4. Vancouver Schools
The Cecil Rhodes Public School building, known since 1977 as “l’Ecole Bilingue”, has recently been condemned to “seismic replacement”. The building is located in Fairview, on 14th Avenue at Alder Street. It was designed by the Vancouver School Board architect Norman Leech and built in 1911-12. l’Ecole Bilingue is just one of a number of historic schools that we will lose in the next round of the Vancouver School Board’s seismic mitigation initiative.
5. Delamont Park
This unique collection of 22 city-owned pre-WW1 houses, plus several privately owned residences, forms Kitsilano’s oldest predominantly intact neighbourhood. Tucked along the alignment of the old CP Rail line (also known as the Arbutus Corridor), the future of this enclave of sustainable, rental heritage housing may be dependent on City negotiations with CP Rail, owners of the lands along the right-of-way that are no longer required for transportation.
6. St. Paul’s Hospital – Historic Burrard Building
The historic Burrard Building at St Paul’s Hospital is in a state of decay. Though the Provincial Government has indicated support for the St. Paul’s Hospital redevelopment and secure future viability of the Hospital, it has not as yet advanced any capital funds in their Budget 2013-14 documents. Without committed funding to seismically upgrade and restore the landmark Burrard Building, it is in grave danger of eventual demolition.
7. The Waldorf Hotel
The Waldorf Hotel was the centre of a blitz of social media this year, as news of its sale and the loss of its cultural programming hit a raw nerve in Vancouver’s cultural and artistic communities. Was this the beginning of the end for East Vancouver’s newfound status as the happening place to be? Would we lose our last, beloved historic palace of Polynesian pop culture? Even the City jumped on this issue with a temporary freeze on demolition. Despite this flurry of interest, the Waldorf Hotel is not recognized on the Heritage Register, lacks heritage protection of either its interior or exterior, and its fate remains unknown.
8. West End Heritage
The unique historic buildings and varied heritage character of the West End are threatened by the City of Vancouver’s current development policies and the lack of incentives to adequately protect its heritage places. We have selected several buildings in the southwest corner of the West End to illustrate this point. The Legg Residence, an “A” building at 1241 Harwood Street is currently facing demolition, and demonstrates the impact of the city’s decision to freeze it’s heritage density bank; the Gabriola Mansion at 1531 Davie Street demonstrates the city’s lack of capacity to end the extended boarding-up of an “A” listed designated mansion; the three houses at 1301, 1309, and 1315 Davie Street illustrate the City’s failure to update its Heritage Register; and Maxine’s at 1215 Bidwell Street illustrates a token façade retention.

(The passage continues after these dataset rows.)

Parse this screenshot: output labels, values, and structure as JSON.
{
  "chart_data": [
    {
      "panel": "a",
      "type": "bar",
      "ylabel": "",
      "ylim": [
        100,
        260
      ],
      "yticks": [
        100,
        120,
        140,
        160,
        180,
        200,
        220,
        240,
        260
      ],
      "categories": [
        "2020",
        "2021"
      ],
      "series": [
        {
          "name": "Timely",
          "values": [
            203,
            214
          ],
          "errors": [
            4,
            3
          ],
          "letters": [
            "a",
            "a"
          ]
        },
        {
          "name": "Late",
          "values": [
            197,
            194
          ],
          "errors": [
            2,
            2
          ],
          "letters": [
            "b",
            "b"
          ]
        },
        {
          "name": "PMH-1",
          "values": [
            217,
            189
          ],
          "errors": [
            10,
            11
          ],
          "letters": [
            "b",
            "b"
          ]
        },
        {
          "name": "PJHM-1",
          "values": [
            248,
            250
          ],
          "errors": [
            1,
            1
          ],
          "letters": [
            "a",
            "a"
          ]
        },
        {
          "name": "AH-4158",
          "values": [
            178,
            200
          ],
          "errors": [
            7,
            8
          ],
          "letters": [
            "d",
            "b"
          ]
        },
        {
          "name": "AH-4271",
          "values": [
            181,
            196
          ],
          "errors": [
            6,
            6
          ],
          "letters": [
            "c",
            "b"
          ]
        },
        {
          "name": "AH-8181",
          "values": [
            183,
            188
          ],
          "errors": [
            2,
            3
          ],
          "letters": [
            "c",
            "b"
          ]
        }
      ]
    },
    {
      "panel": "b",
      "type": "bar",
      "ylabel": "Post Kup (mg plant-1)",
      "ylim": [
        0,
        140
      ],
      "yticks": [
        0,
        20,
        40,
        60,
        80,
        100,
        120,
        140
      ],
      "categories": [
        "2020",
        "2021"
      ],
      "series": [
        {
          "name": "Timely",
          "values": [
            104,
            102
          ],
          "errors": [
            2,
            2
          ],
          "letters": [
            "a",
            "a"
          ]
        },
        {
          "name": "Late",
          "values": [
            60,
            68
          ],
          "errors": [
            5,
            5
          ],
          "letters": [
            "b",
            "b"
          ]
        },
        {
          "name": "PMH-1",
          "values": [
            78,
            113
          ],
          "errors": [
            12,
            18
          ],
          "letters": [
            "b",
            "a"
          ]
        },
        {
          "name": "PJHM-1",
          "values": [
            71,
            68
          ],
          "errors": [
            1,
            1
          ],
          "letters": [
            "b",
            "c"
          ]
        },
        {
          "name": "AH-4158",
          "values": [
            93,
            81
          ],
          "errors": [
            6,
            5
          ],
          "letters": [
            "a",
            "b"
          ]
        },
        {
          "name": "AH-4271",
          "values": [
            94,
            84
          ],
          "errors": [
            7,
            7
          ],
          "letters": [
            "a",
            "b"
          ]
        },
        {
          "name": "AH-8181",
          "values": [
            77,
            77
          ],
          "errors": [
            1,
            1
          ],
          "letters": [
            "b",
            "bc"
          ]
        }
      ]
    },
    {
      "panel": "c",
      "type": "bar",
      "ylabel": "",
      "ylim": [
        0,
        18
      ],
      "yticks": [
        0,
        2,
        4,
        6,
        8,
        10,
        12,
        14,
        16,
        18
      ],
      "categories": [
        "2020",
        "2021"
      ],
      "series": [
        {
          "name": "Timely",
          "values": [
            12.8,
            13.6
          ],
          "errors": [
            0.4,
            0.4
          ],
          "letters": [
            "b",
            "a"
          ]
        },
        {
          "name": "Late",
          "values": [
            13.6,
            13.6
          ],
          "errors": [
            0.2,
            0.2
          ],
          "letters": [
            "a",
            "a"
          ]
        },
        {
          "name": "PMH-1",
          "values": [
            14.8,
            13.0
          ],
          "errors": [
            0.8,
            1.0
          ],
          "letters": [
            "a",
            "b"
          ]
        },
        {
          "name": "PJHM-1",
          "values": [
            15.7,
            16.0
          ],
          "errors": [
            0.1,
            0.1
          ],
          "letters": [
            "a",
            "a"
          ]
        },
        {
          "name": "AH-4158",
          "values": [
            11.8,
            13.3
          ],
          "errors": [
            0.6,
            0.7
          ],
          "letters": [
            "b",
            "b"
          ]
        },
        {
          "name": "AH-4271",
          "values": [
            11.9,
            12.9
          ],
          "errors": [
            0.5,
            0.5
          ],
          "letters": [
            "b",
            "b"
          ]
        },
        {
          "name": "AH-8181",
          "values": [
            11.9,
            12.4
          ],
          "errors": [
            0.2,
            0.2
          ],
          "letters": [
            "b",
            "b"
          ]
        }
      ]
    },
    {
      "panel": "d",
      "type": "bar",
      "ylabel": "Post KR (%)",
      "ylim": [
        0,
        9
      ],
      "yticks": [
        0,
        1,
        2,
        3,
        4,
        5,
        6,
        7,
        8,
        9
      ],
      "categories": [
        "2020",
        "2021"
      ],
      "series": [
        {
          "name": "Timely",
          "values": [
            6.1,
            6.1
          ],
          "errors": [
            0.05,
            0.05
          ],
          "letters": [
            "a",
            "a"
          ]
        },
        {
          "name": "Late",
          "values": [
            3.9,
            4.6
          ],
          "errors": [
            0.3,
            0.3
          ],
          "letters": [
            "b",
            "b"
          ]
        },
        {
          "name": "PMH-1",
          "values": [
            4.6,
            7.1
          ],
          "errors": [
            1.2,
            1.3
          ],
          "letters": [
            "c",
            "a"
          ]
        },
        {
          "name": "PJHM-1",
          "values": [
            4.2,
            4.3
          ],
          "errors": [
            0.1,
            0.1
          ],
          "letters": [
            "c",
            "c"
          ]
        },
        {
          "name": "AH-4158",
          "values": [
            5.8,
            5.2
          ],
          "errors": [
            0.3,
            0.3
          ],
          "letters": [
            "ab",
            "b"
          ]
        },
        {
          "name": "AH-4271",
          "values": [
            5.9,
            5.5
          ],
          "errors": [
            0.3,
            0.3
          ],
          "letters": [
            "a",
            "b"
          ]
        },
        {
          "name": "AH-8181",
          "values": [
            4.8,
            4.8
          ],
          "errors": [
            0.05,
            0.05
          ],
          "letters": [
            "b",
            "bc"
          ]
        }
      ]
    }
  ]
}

9. Shaughnessy – Don’t Fence Me In!
There’s a new marketing ploy in Shaughnessy – realtors put up orange “snow” fencing to indicate imminent demolition for houses that have received a building permit in Shaughnessy – usually accompanied by a “for sale” sign for the proposed speculative house. The realtors’ pitch – “build your own dream home” – is destroying Shaughnessy’s “English Picturesque Aesthetic” heritage character homes in favour of new, bloated suburban-style houses that are out of scale with their lots and their historic context.
10. Downtown Granville Street (800-1200 Blocks): Low-scale Historic Character
The unique low-scale historic character of the streetscape along these key blocks of downtown Granville Street continues to be threatened by development pressure. The fact that this is the fourth successive year that this stretch of Granville Street has been on the Top Ten Endangered List recognizes that this threat remains chronic. This year we present a review of the principles underlying the current planning regime for this five-block section of Granville Street, and why there continue to be threats to this collection of historic buildings along one of our Great Streets.